There were four more such “original items” in the lot that he believed came from the prehistoric settlements in Balochistan.
But the passenger Ahsan Ullah caught trying to smuggle out the historical artifacts on May 27, 2013 was allowed to board his flight TG350 to Bangkok, according to a report of the Office of the Assistant Collector Customs Benazir Bhutto International Airport.
“A passenger is not detained and made to miss flight in such cases. But the belongings are confiscated if the customs doubt that the passenger cannot carry certain items with him/her out of the country such as these unless absolutely sure that the objects are not antiquities.
Verifying such objects is a lengthy process,” explained a customs officer.
Inspector Customs Riaz Ahmad, who had brought the detained objects to the office of the DOAM to confirm that the items were antiquities, said the package, with a name and address tag, was found during a manual inspection. “The passenger claimed the items were gifts but we were not convinced,” he said.
Initially the archaeological experts placed the Balochistan pottery and coins, probably from Greek and Kushan periods, in the Gandhara region, and figurines carved out of semi-precious stones crystals, turquoise, carnelian and agate, and ancient seals and beads, between 3,000 BC and 5th Century AD.
The confiscated items included objects of later stages too, such as the Islamic period.

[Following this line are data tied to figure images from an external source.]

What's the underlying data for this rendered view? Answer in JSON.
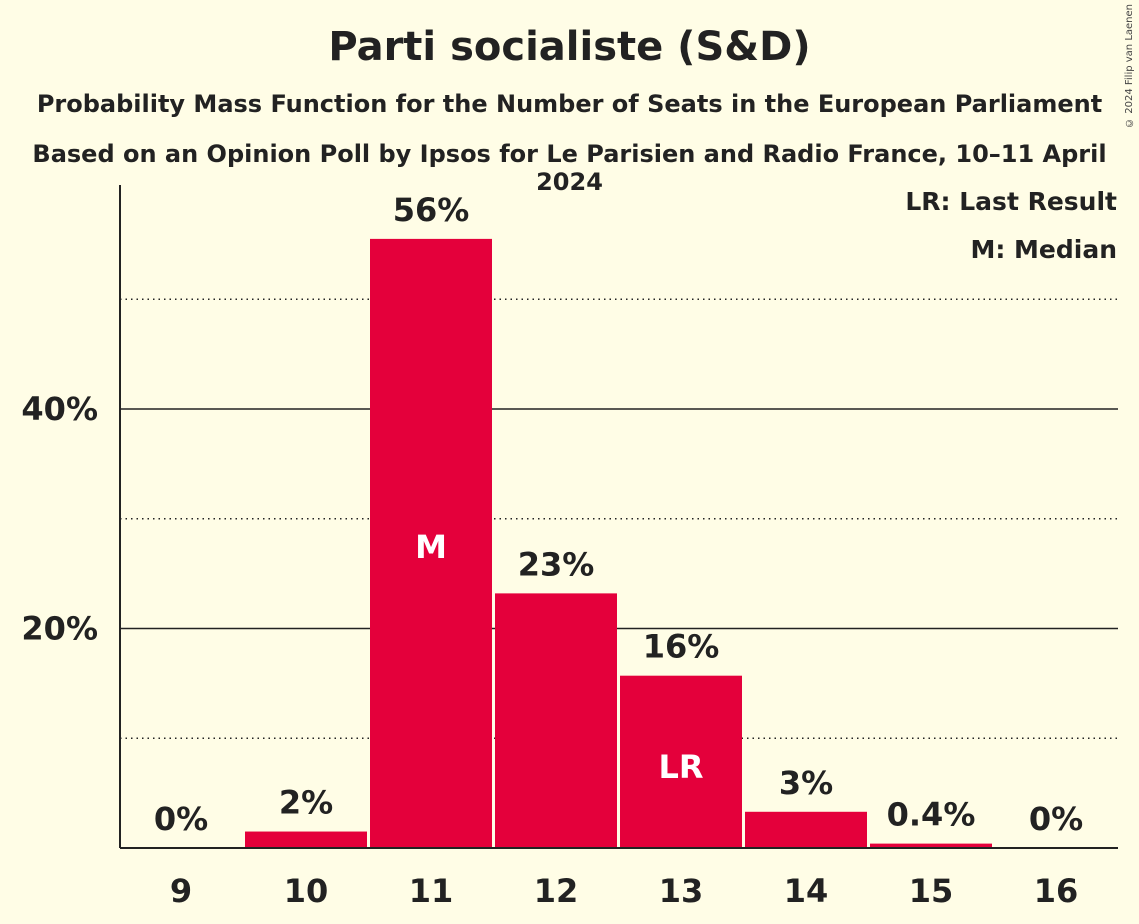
{
  "title": "Parti socialiste (S&D)",
  "subtitle": "Probability Mass Function for the Number of Seats in the European Parliament",
  "subtitle2": "Based on an Opinion Poll by Ipsos for Le Parisien and Radio France, 10–11 April 2024",
  "copyright": "© 2024 Filip van Laenen",
  "colors": {
    "bar": "#e4003b",
    "background": "#fffde6",
    "text": "#222222"
  },
  "chart_data": {
    "type": "bar",
    "categories": [
      "9",
      "10",
      "11",
      "12",
      "13",
      "14",
      "15",
      "16"
    ],
    "values": [
      0,
      1.5,
      55.5,
      23.2,
      15.7,
      3.3,
      0.4,
      0
    ],
    "data_labels": [
      "0%",
      "2%",
      "56%",
      "23%",
      "16%",
      "3%",
      "0.4%",
      "0%"
    ],
    "bar_annotations": {
      "11": "M",
      "13": "LR"
    },
    "ylim": [
      0,
      60
    ],
    "yticks": [
      {
        "value": 20,
        "label": "20%"
      },
      {
        "value": 40,
        "label": "40%"
      }
    ],
    "minor_gridlines": [
      10,
      30,
      50
    ],
    "legend": [
      "LR: Last Result",
      "M: Median"
    ],
    "legend_position": "top-right"
  }
}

Archaeologists were also surprised that these items had been collected from vast regions, not just Balochistan or Gandhara.

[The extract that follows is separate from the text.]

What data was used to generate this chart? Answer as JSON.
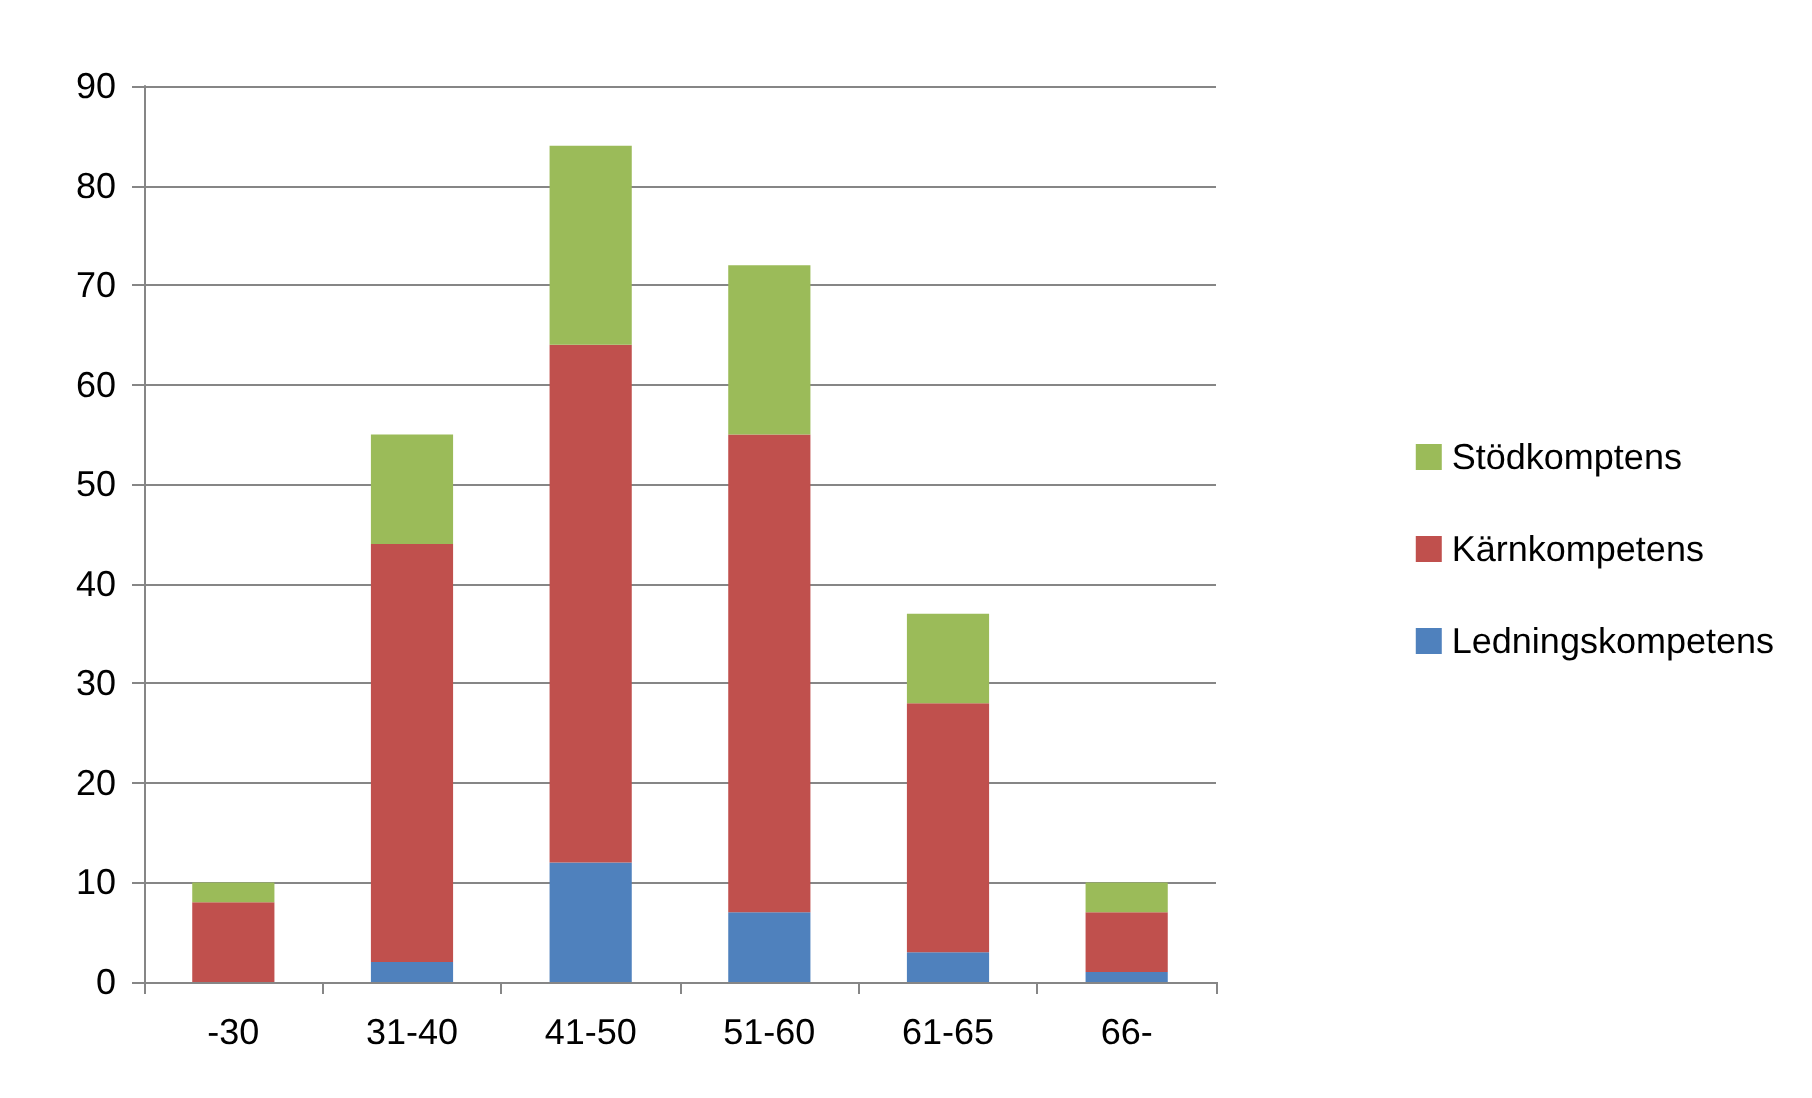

“The design and decorations of some antiquities suggest that they are from Central Asian region, and areas as far away as around the Aegean Sea above the Mediterranean Sea along the shores of Greece and Turkey,” said another expert holding a small leather object.
It was a little over an inch long and probably worn as amulet. Concealed inside it was the figure of Christ on a cross and two tiny silver coins.
When the official tried to read the inscriptions possibly in French, under a microscope, it said, The League of Sacred Heart of Jesus, a Catholic organisation established in 1800 in France that particularly focused on the education of girls.
Nearly, 100 glass items, which appeared to be Gandhara specific, were also part of the collection. But the experts doubted they were originals.
The decorative coating that shone like pearl came off when the official scratched the surface.
“This is definitely a copy of the glass pottery and other items found in the Gandhara in Taxila. We do not know how they achieved it hundreds of years ago, but the rainbow-like colours were incorporated in the glass and gleam even today,” said the expert.
Other original and interesting items included an arrowhead and a spear end and bottle caps made of steel and bones.
The DOAM still has to verify some of the figurines that it counts among the “original antiques”.
Both the original and copies of the antiquities were returned to the Customs warehouse last week. There they would sit with other confiscated items until special customs courts decide their fate, or hands them to the DOAM. This could take months, even years.
A letter from the DOAM accompanied the items sent back to the Customs office said most of the items were antiquities and should be handed over to DOAM.
“Even the counterfeit objects should be returned to the DOAM according to law. The law does not permit anyone to produce copies/counterfeit unless the director-general has approved and an official permission is given,” a DOAM official said.
It took the legal procedures seven years to complete for the last such handing over to DOAM.